The Politics Behind the Arrest and Prolonged Detention of the Tuzi Fourteen
In a letter to the U.S. Embassy in Podgorica on November 28, 2006, the Prelevic law firm stated that they are convinced that their defendants “are being deliberately abused by the Montenegrin authorities in order to ‘prove’ an international conspiracy and achieve political goals.” The conspiracy to which they are referring is a fiction manufactured by some forces within the Montenegrin government and the international community, which would have us believe that there is a militant group of Albanians extending from the United States to Kosova to Montenegro preparing to commit violent acts in Southeast Europe.
In reality, as one senior Western diplomat said off the record, the jailing of the Tuzi Fourteen is an effort “to break the link between the Albanian American diaspora and the Albanian communities in Montenegro. The growing strength of this link emerged in the effort of the residents of the Albanian-majority area of Malesia to reclaim municipal status for Tuzi, a status that was taken away by the Montenegrin government in 1957. It is not clear which parts of the Montenegrin government may have been involved. Some speculate that officials with strong links to Serbia are responsible, with the goal of undermining international support for the independence of Kosova by misrepresenting Albanians as a violent force in the heart of Europe. (Meanwhile, the Albanian population has a history of nonviolence in Montenegro, in spite of Slavic repression and oppression, and the Albanian vote in the May 2006 referendum tipped the balance in favor of Montenegro’s long sought after independence from Serbia.)
Others speculate that Albanian politicians linked to the ruling Montenegrin Slav party are involved in this case, hoping to diminish what they perceive to be as threats to their political power emanating from Tuzi. The timing of the arrest of the Tuzi Fourteen, just hours before the elections that would bring a candidate into the parliament representing Tuzi’s aspirations, has not gone unnoticed. Still others believe that the Montenegrin government was drawn into an operation by the international law enforcement community in its “war on terror,” an operation that went wrong because an Albanian still at large in the case is an informant who helped manufacture it.
The longer the Tuzi Fourteen remain in jail without a trial date, the more questions will be raised about the real reasons for their incarceration.

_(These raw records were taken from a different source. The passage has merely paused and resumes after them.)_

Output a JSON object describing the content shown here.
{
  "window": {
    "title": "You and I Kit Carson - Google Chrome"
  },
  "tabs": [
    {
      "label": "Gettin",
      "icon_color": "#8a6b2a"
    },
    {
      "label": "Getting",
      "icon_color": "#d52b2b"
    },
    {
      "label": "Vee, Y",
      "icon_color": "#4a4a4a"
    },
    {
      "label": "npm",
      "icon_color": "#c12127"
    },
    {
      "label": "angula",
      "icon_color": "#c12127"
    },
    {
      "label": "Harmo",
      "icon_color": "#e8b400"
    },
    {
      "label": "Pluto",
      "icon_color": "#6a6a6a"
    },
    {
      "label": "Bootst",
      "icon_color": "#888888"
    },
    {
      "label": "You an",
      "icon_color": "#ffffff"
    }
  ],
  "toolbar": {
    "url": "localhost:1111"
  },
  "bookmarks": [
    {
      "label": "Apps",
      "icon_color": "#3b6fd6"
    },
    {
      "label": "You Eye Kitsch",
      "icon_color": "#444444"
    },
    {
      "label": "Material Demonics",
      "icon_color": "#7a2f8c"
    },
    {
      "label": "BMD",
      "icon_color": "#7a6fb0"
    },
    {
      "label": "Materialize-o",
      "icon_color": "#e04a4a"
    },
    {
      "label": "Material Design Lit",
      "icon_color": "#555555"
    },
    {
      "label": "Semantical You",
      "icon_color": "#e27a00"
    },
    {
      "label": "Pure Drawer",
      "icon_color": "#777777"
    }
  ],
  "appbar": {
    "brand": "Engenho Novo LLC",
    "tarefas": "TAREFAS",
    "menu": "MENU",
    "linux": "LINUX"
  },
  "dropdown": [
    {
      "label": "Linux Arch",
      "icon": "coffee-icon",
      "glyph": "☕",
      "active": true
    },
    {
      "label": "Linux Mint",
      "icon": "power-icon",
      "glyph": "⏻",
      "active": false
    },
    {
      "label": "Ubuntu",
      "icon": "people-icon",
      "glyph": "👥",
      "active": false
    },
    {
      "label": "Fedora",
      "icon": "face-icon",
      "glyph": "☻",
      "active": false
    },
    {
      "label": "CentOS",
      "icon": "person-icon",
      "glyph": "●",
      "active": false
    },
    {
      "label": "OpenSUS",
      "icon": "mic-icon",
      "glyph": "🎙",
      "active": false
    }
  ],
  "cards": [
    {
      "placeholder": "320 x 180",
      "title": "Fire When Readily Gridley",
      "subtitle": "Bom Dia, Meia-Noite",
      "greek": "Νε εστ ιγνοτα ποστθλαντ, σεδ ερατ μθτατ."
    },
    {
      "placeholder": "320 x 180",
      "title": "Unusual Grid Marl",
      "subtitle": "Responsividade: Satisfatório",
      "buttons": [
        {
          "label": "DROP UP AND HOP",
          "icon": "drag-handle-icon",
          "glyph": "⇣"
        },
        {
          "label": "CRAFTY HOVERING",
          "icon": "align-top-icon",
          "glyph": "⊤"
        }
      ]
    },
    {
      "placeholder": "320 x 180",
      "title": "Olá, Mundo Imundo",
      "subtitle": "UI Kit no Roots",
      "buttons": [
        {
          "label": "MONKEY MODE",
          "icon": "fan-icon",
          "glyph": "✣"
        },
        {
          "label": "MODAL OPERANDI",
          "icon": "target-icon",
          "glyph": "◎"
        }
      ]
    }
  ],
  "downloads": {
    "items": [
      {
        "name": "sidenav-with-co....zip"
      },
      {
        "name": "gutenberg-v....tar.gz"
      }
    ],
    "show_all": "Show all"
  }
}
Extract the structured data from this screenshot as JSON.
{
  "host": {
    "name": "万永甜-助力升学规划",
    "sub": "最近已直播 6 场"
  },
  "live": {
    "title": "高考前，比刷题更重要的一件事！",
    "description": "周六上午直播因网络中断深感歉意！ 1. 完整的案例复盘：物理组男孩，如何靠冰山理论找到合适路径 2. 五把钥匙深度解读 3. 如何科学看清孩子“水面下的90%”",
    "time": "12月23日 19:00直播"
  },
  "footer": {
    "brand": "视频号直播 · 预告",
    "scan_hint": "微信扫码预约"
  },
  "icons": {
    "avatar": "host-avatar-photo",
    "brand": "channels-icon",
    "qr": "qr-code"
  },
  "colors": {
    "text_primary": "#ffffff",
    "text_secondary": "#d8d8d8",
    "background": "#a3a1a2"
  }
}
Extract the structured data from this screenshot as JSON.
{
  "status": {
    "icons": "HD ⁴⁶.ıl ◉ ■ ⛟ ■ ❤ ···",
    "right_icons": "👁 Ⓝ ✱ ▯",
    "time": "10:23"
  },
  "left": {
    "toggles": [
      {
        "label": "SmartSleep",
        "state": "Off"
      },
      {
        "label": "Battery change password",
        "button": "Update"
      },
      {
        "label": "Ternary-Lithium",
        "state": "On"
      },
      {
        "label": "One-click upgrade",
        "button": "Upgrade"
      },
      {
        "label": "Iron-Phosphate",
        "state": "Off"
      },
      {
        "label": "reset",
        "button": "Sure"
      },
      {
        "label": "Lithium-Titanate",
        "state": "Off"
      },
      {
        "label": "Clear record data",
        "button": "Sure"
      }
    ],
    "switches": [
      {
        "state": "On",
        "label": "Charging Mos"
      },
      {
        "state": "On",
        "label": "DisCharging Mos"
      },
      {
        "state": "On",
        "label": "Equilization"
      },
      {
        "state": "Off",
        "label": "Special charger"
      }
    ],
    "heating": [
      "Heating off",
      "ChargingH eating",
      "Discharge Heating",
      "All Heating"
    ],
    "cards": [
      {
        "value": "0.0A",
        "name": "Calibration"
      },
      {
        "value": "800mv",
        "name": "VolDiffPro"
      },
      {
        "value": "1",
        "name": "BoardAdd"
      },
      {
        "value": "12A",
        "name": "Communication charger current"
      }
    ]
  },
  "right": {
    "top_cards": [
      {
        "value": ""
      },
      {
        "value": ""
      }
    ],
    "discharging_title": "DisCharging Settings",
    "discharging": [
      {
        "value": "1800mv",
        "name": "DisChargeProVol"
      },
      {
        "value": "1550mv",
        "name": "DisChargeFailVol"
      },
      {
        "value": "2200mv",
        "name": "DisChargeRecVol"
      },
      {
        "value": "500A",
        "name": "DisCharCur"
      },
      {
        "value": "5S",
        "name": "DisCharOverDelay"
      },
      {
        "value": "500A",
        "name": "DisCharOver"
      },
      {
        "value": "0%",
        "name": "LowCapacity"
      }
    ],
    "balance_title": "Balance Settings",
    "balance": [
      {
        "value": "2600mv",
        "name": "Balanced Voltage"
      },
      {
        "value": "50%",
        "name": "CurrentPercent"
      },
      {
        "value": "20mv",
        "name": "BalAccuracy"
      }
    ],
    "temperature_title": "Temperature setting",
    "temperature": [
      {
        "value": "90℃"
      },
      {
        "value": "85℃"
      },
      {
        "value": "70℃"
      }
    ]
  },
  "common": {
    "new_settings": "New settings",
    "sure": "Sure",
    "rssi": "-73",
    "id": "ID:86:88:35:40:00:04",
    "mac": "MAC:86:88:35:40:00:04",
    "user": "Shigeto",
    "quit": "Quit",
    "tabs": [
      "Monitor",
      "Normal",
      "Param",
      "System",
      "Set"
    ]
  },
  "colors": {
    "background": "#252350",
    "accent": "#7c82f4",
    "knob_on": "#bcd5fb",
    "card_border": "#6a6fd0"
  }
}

To bring the case of the Tuzi Fourteen into the light of international justice requires an investigation into and clarification of the politics behind their incarceration.
The Implications for Montenegro and the West
The United States and the European Union should be concerned about the status of this case—not just in relation to the prisoners who have been illegally arrested, tortured, and confined for months, but also in relation to what this case means for the future of a newly independent nation, which has been admitted to the United Nations and is seeking entrance into the European Union as a democratic, multiethnic, multicultural, and multireligious state. Bolstering the illusion, rather than the reality, of a democratic Montenegro will be a disservice to the country and the region, and in the long-run, it will undermine the goal of the European Union to integrate the Balkans. As a democracy, Montenegro has the responsibility to adhere to the rule of law and to protect the freedom and human rights of all of its citizens, especially its large ethnic Albanian population and other minorities. This includes treating prisoners humanely and as innocent until proven guilty, and either releasing them or conducting a fair trial in a timely fashion. In the case of the Tuzi Fourteen, these basic protections have been egregiously denied.
April 1, 2007
New York
Shirley Cloyes is Balkan Affairs Adviser to the Albanian American Civic League.